Permit me to quote extensively from the article, as they expound on the constructivist approach:
Students also need opportunities to reflect upon, write, and talk about their research throughout the process. This helps them to share information with others and practice that difficult task of summary and synthesis. They need to organize, evaluate, and synthesize information not just for their final project but also in classroom conversations and short written assignments throughout their research and writing process. These types of activities can help students assess their information sources on the basis of how specific discourse communities assign value to certain kinds of knowledge and how the information addresses the students' own rhetorical purpose. (228)

Admittedly, not all students accept or eagerly join this inquiry-based approach. Not surprisingly, they become "focused on creating a final product for a grade rather than on their understanding of the problem itself" (228). It seems that this highlights the value of this constructivist approach. Problem-based learning, when done correctly, can promote development of real critical thinking skills by getting the students to work together in teams assess, evaluate, synthesize, and so forth. The other model seems to center on finding a fixed number and type of sources that are thrown together in the right order to fill the specified number of pages (228).
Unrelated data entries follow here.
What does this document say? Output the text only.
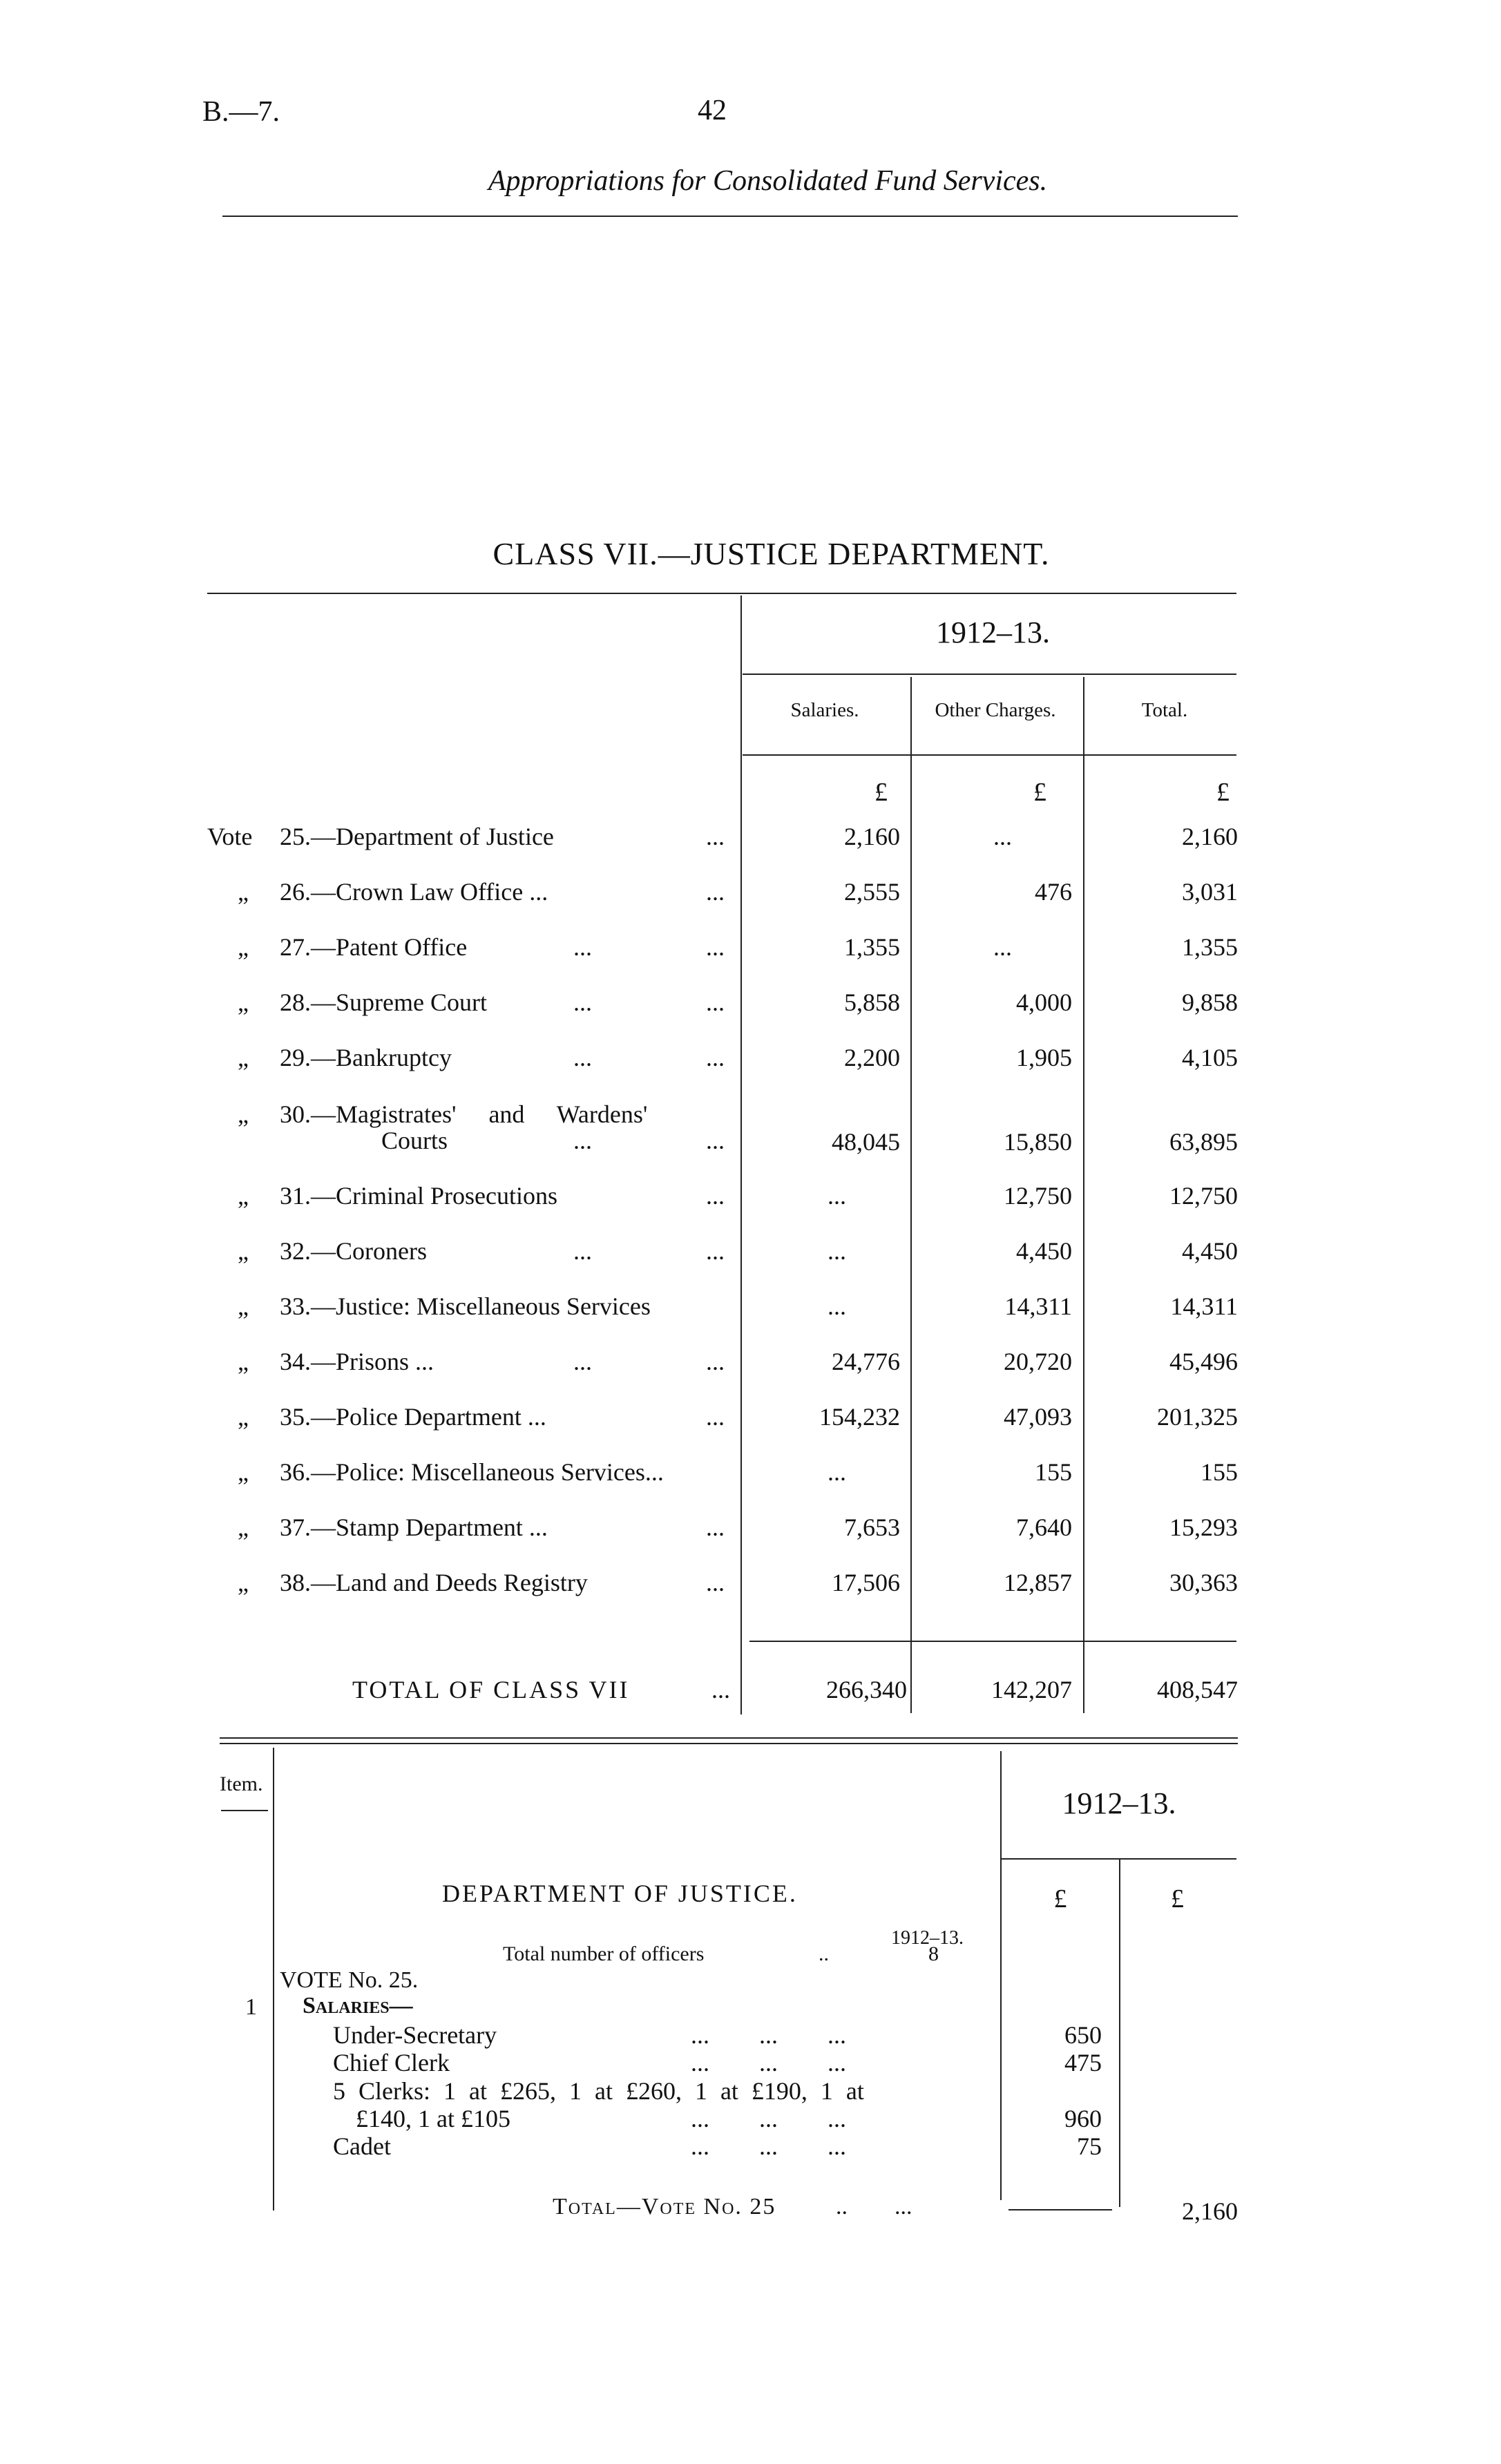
B.—7.	42
Appropriations for Consolidated Fund Services.
CLASS VII.—JUSTICE DEPARTMENT.
1912–13.
Salaries.	Other Charges.	Total.
£	£	£
Vote 25.—Department of Justice	...	2,160	...	2,160
„ 26.—Crown Law Office ...	...	2,555	476	3,031
„ 27.—Patent Office	...	...	1,355	...	1,355
„ 28.—Supreme Court	...	...	5,858	4,000	9,858
„ 29.—Bankruptcy	...	...	2,200	1,905	4,105
„ 30.—Magistrates' and Wardens'
Courts	...	...	48,045	15,850	63,895
„ 31.—Criminal Prosecutions	...	...	12,750	12,750
„ 32.—Coroners	...	...	...	4,450	4,450
„ 33.—Justice: Miscellaneous Services	...	14,311	14,311
„ 34.—Prisons ...	...	...	24,776	20,720	45,496
„ 35.—Police Department ...	...	154,232	47,093	201,325
„ 36.—Police: Miscellaneous Services...	...	155	155
„ 37.—Stamp Department ...	...	7,653	7,640	15,293
„ 38.—Land and Deeds Registry	...	17,506	12,857	30,363
TOTAL OF CLASS VII	...	266,340	142,207	408,547
Item.
1912–13.
DEPARTMENT OF JUSTICE.	£	£
1912–13.
Total number of officers	..	8
VOTE No. 25.
1 Salaries—
Under-Secretary	...        ...        ...	650
Chief Clerk	...        ...        ...	475
5 Clerks: 1 at £265, 1 at £260, 1 at £190, 1 at
£140, 1 at £105	...        ...        ...	960
Cadet	...        ...        ...	75
Total—Vote No. 25	..        ...	2,160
A discussion of evaluation criteria fills a sizable portion of the second half of the article. Many acronyms have been created to facilitate student evaluation of sources, including the memorable CRAAP Test. Bowles-Terry and company criticize these checklists, and others that can be found in many textbooks (writing, rhetoric, and composition ones, for example) elsewhere. They cite Marc Meola who has written about the checklist as a promoter of "a mechanical and algorithmic way of evaluation that is at odds with the higher-level judgment and intuition that we presumably cultivate as part of critical thinking. The checklist gives students the impression that evaluation is mechanistic, enabling them to spit out correct Web-site evaluations given the right input" (229).

Still, today there are many students, instructors, and librarians who continue to follow the traditional patterns, though the authors argue that these "traditional [...] ways" are "sometimes counterproductive" (229).

On a different note, it appears that this article lacks any reference to assessment or outcomes. One sentence encapsulates their assessment efforts: "We evaluated students' reactions to the PBL approach by observing their behavior in class" (227). In order to convince a larger population of librarians and writing instructors, perhaps a look into the literature on assessment of PBL as it relates to information literacy might be productive.

Personally, the list of four IL learning goals in the article, plus the brief, yet explicit, descriptions of the three instruction sessions connected to one of their PBL projects proved to be some of the most appreciated parts of the article, though the discussion of theory offered a quick and useful refresher. Read this well-written article and consider putting into practice what they have already set in motion.

Meola, Marc. "Chucking the Checklist: A Contextual Approach to Teaching Undergraduates Web-Site Evaluation." portal: Libraries and the Academy 4.3 (2004): 331-44.